Well, apparently, we could. When the Russian Federation’s resolution was put to the General Assembly’s Social, Humanitarian and Cultural Affairs Committee on 26 November 2014, New Zealand, along with 56 other UN members, abstained. Included among the abstainers were every member of the European Union (EU). Not even Germany, Nazism’s birthplace and the nation state responsible for the most horrific manifestations of race hatred in human history, was prepared to join the 120 other UN members who voted in favour of the resolution.
Only three UN members could be found among neither the supporters nor the abstainers. Canada, Ukraine and the United States of America had voted against the resolution.
Why? What could possibly persuade the democratic nations of Europe, North America and Australasia to refrain from declaring their alarm at “the spread in many parts of the world of various extremist political parties, movements and groups, including neo-Nazis and skinhead groups, as well as similar extremist ideological movements”? Or, for that matter, from expressing deep concern at “all recent manifestations of violence and terrorism incited by violent nationalism, racism, xenophobia and related intolerance”?
Beating The Tin Drum: Members of the Patriot of the Ukraine party marching to the beat of a neo-Nazi revival in Eastern Europe that New Zealand refuses to condemn.
The answer, of course, is to be found in the well-documented involvement of the US State Department and the governments of the EU in the February 2014 overthrow, by armed neo-Nazi demonstrators, of the democratically-elected government of Ukraine. That both the USA and the EU were prepared to recognise, for the first time since World War II, a European government which included openly fascist and neo-Nazi politicians, rendered support for the Russian Federation’s resolution diplomatically implausible.
Accordingly, the Western democracies argued strongly that supporting the Russian Federation’s resolution would be tantamount to endorsing the latter’s annexation of Crimea, and ignoring its ongoing military and economic support for the breakaway Russian-speaking provinces of Eastern Ukraine.
President Vladimir Putin’s Russia is prey to the very same fascistic and neo-Nazi forces that its UN anti-racist resolution condemns.
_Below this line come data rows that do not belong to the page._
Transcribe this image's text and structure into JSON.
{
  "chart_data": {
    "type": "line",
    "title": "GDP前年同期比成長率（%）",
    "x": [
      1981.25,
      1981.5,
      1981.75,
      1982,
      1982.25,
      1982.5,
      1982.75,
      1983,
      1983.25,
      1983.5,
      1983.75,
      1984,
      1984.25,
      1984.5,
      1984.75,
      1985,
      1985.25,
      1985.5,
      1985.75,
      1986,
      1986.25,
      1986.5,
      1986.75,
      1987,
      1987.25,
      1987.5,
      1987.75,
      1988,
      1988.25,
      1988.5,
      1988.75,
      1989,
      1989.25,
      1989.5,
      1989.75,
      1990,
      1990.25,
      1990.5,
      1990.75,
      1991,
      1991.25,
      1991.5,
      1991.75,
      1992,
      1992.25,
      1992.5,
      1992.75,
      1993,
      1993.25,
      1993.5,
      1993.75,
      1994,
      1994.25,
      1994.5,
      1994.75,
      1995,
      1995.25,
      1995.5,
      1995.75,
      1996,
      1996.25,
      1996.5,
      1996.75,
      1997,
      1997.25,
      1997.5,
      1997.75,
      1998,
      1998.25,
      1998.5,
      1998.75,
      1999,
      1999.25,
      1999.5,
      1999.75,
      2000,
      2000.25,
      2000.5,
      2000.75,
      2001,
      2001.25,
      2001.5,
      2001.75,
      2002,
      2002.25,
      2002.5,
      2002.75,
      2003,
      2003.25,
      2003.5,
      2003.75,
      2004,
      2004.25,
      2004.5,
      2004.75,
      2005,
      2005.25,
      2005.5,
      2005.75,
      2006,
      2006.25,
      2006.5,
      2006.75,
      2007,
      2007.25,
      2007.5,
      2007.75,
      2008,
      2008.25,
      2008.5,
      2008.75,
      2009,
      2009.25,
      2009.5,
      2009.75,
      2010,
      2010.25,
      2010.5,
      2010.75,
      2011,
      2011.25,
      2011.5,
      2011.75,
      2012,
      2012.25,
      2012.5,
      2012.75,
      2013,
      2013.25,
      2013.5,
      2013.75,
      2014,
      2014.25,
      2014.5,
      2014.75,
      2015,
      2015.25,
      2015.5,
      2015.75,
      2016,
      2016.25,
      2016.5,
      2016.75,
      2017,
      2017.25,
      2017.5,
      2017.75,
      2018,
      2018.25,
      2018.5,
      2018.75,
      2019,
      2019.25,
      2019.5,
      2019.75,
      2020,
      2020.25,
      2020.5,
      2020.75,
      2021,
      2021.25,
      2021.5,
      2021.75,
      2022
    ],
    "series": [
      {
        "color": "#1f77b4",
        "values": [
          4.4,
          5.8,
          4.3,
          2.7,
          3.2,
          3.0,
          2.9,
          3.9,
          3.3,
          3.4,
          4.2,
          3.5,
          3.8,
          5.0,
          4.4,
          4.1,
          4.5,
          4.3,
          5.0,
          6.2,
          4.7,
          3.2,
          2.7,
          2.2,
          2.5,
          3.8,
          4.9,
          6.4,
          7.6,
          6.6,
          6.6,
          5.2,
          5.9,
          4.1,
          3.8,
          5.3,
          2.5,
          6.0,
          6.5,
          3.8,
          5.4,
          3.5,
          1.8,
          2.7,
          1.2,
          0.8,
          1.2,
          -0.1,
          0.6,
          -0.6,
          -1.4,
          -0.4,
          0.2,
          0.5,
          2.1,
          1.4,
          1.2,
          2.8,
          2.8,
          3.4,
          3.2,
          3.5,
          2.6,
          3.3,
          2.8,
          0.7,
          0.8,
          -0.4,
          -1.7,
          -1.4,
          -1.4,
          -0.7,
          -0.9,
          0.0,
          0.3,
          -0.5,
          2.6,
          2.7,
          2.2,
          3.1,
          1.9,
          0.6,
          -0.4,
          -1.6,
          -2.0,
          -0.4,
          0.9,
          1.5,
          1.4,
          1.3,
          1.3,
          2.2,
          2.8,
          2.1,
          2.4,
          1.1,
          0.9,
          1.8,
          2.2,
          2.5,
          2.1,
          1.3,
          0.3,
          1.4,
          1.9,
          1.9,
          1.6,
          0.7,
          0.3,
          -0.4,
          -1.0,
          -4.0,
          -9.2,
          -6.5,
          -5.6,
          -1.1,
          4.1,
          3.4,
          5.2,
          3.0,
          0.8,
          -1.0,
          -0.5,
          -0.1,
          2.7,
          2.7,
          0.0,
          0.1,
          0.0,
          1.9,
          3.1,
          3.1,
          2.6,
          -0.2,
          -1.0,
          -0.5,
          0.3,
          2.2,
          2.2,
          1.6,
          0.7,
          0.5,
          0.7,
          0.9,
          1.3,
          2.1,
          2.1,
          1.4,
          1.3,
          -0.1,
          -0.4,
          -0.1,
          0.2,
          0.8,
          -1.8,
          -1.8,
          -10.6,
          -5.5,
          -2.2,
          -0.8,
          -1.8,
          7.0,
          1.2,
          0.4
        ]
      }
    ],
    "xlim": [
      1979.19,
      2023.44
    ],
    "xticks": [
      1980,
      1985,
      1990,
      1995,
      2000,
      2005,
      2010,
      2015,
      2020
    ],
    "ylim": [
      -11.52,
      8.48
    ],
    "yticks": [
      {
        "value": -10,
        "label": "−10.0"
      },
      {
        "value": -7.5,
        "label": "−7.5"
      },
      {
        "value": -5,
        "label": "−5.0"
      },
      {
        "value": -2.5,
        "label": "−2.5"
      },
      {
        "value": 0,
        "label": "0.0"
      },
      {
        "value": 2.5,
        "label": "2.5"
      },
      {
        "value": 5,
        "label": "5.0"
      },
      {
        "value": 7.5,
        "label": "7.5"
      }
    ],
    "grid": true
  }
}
The uncomplicated endorsement of its content would, therefore, have allowed the democratic countries to serve notice on both the Russian Federation and Ukraine that violent racist xenophobia remains totally unacceptable to the United Nations’ membership.
Sadly, the United States refused to tolerate even implied criticism of its hard-won Ukrainian protectorate. Canada cravenly concurred. And the EU, rather than alienate the Americans, abstained.
As an “honest broker” who “always stands up for what’s right”, New Zealand was gifted an early opportunity to show the 145 UN members who voted for her that their support had not been misplaced. Reminding the world of Nazism’s 20 million Russian victims, and reconfirming its unalterably evil nature would, surely, have done more for international understanding – and our reputation – than sitting on our hands?